Security in Jerusalem bolstered ahead of volatile week
Police gird for possible violence as US moves embassy, capital celebrates reunification; Israeli, Jewish centers abroad also on high alert, bracing for possible Iranian attacks
Security in Jerusalem has been bolstered ahead of a politically tense week that will see the US move its embassy to the capital, Israel celebrate 51 years of the city’s reunification and the culmination of over six weeks of protests along the Gaza border, when Palestinians mourn the “catastrophe” of the creation of the Jewish state.
“Moving the embassy is a matter of both national and international importance, and police have been preparing accordingly in recent months,” a police official told the Ynet news site.
The official said thousands of uniformed police and Border Police officers will be deployed throughout Jerusalem starting Sunday. He said the officers will secure the perimeter of the US embassy during the Monday opening, assist in securing the visiting American officials and help direct traffic.
Part of the preparations for the embassy ceremony have included carrying out “overt and covert operations against anyone who intended to disrupt or damage the ceremony,” he said.
Concurrently, Jewish and Israeli institutions abroad are also ramping up security out of fears that Iran will launch an attack after the IDF earlier this week struck dozens of its military sites in Syria in response to a barrage of Iranian rockets launched at Israel.
According to Ynet, synagogues, Jewish schools and community centers have employed additional security measures, and Israeli diplomats have also been ordered to take caution. In a number of particularly sensitive countries where Israel has a diplomatic presence, the Foreign Ministry has requested additional security from the local government.
The report said that some officials fear that since Iran failed to launch a single rocket into Israeli territory in its attack early Thursday morning, Tehran may employ one of its proxy groups in Africa or Asia to attack Israelis or Jews in retaliation.
On Sunday, thousands of Israelis are expected to take part in the annual Jerusalem Day parade celebrating 51 years since the reunification of Jerusalem during the 1967 Six Day War.
The march — in which primarily religious teenagers march through the Old City decked in white and blue, the colors of the Israeli flag — has raised tensions over its route through the Old City’s Muslim Quarter. In previous years, the march has sparked sporadic incidents of violence between Israeli revelers and local Palestinian residents.
Amid fears that the nationalist demonstration could inflame tensions with local Arab residents, the police official stressed to Ynet that officers would show “zero tolerance for verbal abuse or physical violence” during the event.
He urged revelers to be mindful of the political sensitivities of the march, and to “maintain law and order.”
Israel is also girding for possible violence during Nakba Day protests on Tuesday, a national day of Palestinian mourning marking the “catastrophe” of Israel’s founding, commemorated every year on May 15.

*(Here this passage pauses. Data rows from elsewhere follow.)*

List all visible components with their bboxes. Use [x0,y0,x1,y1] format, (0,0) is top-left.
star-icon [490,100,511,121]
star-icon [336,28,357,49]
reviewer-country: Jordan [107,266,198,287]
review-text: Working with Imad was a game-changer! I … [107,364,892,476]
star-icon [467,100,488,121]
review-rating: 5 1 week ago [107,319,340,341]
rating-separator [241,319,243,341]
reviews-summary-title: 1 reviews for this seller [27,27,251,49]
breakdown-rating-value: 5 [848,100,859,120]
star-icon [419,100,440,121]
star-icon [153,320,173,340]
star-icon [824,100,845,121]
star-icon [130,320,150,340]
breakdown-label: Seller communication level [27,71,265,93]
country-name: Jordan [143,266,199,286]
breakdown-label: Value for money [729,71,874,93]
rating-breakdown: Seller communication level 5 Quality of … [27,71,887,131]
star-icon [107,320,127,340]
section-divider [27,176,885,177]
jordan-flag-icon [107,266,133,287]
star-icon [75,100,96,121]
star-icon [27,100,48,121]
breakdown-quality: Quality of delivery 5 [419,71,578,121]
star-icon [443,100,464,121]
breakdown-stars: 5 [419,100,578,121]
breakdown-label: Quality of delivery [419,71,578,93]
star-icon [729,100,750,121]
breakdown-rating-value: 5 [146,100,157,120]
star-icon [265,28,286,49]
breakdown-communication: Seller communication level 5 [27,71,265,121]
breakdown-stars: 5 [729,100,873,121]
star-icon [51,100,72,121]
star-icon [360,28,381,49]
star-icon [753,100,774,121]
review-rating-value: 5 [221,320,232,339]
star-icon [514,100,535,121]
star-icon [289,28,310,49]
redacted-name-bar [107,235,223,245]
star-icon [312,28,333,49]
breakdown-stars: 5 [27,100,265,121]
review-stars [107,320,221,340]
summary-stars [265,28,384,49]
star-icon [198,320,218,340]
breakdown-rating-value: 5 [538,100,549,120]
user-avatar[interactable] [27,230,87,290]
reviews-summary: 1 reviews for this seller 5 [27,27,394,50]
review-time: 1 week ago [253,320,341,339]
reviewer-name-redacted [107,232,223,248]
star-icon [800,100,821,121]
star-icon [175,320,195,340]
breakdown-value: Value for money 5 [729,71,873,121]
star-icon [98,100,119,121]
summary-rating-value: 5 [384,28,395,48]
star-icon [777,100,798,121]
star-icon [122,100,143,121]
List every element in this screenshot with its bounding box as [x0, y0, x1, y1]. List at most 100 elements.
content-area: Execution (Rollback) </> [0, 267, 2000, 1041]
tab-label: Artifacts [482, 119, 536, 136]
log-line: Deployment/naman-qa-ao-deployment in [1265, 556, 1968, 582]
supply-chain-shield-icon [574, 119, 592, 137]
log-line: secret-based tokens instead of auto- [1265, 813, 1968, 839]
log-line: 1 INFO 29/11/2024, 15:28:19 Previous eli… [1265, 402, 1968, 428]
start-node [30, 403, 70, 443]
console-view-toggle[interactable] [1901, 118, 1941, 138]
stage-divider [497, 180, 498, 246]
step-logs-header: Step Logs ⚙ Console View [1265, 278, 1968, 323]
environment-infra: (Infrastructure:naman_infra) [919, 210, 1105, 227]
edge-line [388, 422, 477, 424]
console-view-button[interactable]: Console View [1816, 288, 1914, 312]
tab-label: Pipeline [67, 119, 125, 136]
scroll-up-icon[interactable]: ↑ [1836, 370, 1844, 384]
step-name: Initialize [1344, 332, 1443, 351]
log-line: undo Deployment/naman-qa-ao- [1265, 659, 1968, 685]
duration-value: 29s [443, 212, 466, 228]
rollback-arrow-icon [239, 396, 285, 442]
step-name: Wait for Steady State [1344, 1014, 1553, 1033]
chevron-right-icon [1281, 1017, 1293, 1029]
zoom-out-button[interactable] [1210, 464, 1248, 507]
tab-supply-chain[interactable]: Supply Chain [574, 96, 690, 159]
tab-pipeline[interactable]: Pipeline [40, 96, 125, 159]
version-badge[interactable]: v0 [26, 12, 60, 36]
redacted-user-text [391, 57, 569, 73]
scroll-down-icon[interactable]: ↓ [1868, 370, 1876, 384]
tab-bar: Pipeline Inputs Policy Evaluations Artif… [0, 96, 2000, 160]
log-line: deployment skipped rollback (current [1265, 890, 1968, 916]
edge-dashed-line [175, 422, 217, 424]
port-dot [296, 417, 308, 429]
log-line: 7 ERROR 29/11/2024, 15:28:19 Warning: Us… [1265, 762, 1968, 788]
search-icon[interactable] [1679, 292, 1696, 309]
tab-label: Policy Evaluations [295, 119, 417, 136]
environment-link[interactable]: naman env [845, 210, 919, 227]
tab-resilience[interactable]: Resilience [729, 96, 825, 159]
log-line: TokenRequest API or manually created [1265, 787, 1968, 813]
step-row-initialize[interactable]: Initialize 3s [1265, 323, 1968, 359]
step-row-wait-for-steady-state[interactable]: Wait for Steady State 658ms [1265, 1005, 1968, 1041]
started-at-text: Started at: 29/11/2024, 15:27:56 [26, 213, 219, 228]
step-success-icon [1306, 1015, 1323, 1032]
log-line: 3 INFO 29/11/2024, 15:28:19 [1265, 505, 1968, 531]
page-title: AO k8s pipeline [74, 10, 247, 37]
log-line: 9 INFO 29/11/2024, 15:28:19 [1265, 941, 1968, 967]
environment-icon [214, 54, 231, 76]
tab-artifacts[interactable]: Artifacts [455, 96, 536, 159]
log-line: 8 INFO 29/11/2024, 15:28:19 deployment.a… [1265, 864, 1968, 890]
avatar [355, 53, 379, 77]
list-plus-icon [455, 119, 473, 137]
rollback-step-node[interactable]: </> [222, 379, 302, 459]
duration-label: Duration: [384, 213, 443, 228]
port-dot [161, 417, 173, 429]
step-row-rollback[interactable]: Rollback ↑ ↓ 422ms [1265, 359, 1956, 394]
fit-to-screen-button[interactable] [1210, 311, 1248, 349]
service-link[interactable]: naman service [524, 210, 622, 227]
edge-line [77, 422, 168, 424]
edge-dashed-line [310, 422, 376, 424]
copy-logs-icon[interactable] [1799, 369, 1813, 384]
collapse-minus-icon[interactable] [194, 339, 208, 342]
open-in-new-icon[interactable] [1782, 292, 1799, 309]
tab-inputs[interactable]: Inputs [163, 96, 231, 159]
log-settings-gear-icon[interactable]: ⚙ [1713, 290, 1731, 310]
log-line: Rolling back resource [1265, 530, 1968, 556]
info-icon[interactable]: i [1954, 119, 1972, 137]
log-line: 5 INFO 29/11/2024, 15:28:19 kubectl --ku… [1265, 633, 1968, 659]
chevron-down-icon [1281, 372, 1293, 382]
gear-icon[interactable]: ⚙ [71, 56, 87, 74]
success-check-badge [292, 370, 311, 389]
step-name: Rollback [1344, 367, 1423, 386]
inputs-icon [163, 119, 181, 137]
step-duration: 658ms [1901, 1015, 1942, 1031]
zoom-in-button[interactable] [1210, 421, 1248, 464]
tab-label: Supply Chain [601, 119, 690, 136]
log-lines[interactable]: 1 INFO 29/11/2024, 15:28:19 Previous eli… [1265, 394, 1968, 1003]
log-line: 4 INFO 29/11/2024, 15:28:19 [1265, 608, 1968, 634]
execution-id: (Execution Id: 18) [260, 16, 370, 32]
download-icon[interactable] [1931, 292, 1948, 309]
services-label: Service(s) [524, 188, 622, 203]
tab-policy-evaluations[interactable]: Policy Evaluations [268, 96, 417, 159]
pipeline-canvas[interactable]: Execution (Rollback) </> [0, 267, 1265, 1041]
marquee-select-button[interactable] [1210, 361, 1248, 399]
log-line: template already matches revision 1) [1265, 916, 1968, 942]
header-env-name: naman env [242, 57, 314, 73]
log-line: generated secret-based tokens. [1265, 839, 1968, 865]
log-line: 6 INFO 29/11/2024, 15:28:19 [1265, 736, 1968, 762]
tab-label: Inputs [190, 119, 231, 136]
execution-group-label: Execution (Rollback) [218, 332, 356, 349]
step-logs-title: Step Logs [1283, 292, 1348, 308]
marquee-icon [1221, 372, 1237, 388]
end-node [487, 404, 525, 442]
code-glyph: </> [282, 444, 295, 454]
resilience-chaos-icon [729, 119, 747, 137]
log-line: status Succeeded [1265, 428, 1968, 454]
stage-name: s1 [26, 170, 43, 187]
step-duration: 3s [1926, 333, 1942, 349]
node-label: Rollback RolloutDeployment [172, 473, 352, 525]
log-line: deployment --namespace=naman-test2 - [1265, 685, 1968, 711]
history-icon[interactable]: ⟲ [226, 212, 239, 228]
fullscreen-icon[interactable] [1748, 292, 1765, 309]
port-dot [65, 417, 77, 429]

Last week, Hamas’s leader in Gaza Yahya Sinwar said he hoped that hundreds of thousands of Palestinians would breach the border fence from Gaza into Israel at next week’s protests to coincide with the US embassy’s move to Jerusalem.
In his first major briefing to international media since becoming head of the Gaza terror group in 2017, Sinwar implied he would like to see thousands of Palestinians crossing into Israel as part of the culmination of more than a month of protests.
Sinwar said the mass protest would be “decisive,” and vowed that he and other top officials were “ready to die” in a campaign to end Israel’s decade-old blockade of the territory.
In recent Fridays, Palestinian protesters have burned tires along the fence, hurled stones at Israeli troops and flown incendiary kites over dry fields on the Israeli side of the border. Some of the protesters, mainly youths, brandished wire cutters, a popular tool in weekly attempts to cut through the border fence.
According to the Hamas health ministry, 48 Palestinians have been killed since protests and clashes began along the Gaza border on March 30 and hundreds of others have been wounded from gunfire. Israel says it only opens fire when necessary to stop infiltrations, damage to the fence, and attacks.
Israel has repeatedly expressed concern over the possibility of a mass breach of the Gaza fence, in which Palestinians would stream across with terrorists among them, wreaking havoc. Sinwar has vowed in the past that protesters would “breach the borders and pray at Al-Aqsa,” referring to the major Muslim shrine in Jerusalem.